'Zaza partisi' DEZA-PAR seçime hazırlanıyor

Zaza Halk Partisi adıyla kurulan siyasi oluşum ikinci kez isim değiştirerek Demokrasi Zamanı (DEZA-PAR) adını aldı. Önümüzdeki seçimlere katılabilmek için 41 ilde örgütlenmeyi önüne koyan DEZA-PAR Genel Başkanı Dilaver Eren, “Toplumların bir arada yaşayabilmesi, kutuplaşmadan kurtulabilmesi için demokratik yol gerekiyor. İşte biz de böyle bir demokratik yoluz” dedi.

Google Haberlere Abone ol

ANKARA - ‘Zaza Halk Partisi’ olarak 2017 yılında yola çıkan, Yargıtay Cumhuriyet Başsavcılığının “Bölge, ırk esasına göre parti kurulamaz” uyarısı üzerine Yenilikçi ve Değişim Partisi adını alan oluşum bir kez adını değiştirdi. 1 Eylül’de Ankara’da yapılan Yenilikçi ve Değişim Partisi’nin kongresinde yeni isim Demokrasi Zamanı (DEZA-PAR) oldu.
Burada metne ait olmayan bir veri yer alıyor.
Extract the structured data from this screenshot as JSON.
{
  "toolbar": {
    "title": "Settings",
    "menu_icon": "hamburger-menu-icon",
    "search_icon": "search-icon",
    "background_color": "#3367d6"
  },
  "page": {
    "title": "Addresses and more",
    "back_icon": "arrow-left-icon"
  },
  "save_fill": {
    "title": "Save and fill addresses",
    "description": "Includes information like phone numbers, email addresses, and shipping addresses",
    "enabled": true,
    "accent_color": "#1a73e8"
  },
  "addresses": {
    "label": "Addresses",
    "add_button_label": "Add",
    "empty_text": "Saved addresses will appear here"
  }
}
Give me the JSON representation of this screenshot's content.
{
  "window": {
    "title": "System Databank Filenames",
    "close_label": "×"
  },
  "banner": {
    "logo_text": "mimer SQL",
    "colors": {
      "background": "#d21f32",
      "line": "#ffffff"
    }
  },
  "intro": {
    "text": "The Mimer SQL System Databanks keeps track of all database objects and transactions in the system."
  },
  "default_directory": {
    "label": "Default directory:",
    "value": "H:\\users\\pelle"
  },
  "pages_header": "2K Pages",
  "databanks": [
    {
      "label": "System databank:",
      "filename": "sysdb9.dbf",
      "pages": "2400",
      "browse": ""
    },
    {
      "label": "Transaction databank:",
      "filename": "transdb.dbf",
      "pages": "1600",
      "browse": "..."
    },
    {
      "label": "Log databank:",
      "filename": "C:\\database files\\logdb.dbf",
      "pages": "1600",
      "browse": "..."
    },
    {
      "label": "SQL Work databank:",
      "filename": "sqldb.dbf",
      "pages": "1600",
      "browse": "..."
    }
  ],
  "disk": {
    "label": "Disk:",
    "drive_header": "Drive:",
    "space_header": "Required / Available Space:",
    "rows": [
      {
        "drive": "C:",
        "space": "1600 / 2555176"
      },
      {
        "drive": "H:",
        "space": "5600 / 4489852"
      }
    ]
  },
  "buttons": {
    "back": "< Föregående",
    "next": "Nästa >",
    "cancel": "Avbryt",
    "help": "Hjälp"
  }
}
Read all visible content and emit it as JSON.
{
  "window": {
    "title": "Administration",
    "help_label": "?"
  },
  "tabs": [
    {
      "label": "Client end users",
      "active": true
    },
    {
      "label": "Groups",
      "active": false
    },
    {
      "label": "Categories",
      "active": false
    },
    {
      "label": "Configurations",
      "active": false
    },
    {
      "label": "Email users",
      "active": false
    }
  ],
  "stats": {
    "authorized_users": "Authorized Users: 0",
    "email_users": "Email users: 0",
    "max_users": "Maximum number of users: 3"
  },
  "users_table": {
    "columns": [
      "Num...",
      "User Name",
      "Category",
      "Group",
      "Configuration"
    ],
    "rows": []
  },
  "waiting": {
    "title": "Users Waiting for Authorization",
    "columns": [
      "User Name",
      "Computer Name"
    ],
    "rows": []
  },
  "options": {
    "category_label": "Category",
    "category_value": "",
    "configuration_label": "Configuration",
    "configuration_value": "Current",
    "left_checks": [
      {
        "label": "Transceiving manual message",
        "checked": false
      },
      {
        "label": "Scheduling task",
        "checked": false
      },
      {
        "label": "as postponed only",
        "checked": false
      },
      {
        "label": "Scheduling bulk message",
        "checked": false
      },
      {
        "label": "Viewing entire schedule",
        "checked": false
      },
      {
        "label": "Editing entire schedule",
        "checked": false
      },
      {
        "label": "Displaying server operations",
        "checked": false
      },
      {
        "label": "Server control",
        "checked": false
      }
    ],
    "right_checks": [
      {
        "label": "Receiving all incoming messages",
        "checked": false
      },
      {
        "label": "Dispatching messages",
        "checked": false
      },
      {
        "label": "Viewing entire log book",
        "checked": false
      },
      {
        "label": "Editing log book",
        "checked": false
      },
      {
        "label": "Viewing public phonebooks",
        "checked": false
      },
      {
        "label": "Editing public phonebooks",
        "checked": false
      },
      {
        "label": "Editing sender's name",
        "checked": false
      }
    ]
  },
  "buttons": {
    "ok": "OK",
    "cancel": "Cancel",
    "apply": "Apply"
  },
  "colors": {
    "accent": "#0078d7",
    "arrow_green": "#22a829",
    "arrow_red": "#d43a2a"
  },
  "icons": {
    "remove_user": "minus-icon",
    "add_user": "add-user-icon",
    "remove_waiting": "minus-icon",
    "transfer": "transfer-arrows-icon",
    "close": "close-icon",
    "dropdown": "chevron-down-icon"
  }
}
DEZA-PAR adıyla çalışmalarına devam edecek partinin genel başkanlığına ise Dilaver Eren seçildi.

‘TOPLUMUN BİRBİRİYLE HELALLEŞMESİ GEREKİYOR’

Yalnızca Zazaları değil Türkiye’de yok olmaya yüz tutan bütün kültürleri, dilleri ve halkları parti içerisinde temsil edeceklerini söyleyen DEZA-PAR Genel Başkanı Eren, partinin çalışmalarına ilişkin, “Zazaların değil Zazalar gibi yok sayılan halkların kültürlerini, dillerini ve tarihlerini Anayasal güvence altına almak, yeni bir vatandaşlık sözleşmesi ile barışık bir şekilde yaşamak istiyoruz. Türkiye’de doğrudan demokrasiye geçilebilmesi, bu kavramın içselleştirilebilmesi için bu sorunlarla yüzleşmesi ve toplumun birbiriyle helalleşmesi gerekiyor” diye konuştu.

‘KUZEN’ ANLAMINA GELEN ‘DEZA’ İLE SUBLİMİNAL MESAJ

Partinin amblemi konusunda da çalışmaların devam ettiğini belirten Eren, ‘Demokrasi Zamanı’ isminin kısaltması olan ‘DEZA’nın Zazaca “kuzen” anlamına geldiğini, bunu da subliminal mesaj olarak bilinçli tercih ettiklerini söyledi. Eren şöyle devam etti:

“Ana aksı Zazalar olan bir siyasi partiyiz. Ama biz zalimine benzemek istemeyen bir siyasal partiyiz. Biliyorsunuz mazlum biraz hak elde edince zalimine benziyor ve diğerlerini yok sayıyor. Mesela Kürt hareketi böyle oldu. Biraz siyasal ve sosyal haklarına kavuşunca Zazaları yok saydı. Geçmişte de Türkiye Cumhuriyeti Kürtleri dağlık Türkler olarak tanımlıyordu. Şimdi de Kürt arkadaşlar Zazacayı Kürtçenin bir lehçesi olarak görüyorlar. Zaza halkının varlığını önemsemediler. Önemseseydiler böyle bir siyasi harekete de gerek kalmazdı. Keşke Türkiye’deki siyasal partilerin programında bu bölgede yaşayan ve yok olmakta olan kültürlere ilişkin çözümleme olsaydı. Biz de ‘DEZA’ kısaltmasını kullanarak subliminal bir mesaj verdik.”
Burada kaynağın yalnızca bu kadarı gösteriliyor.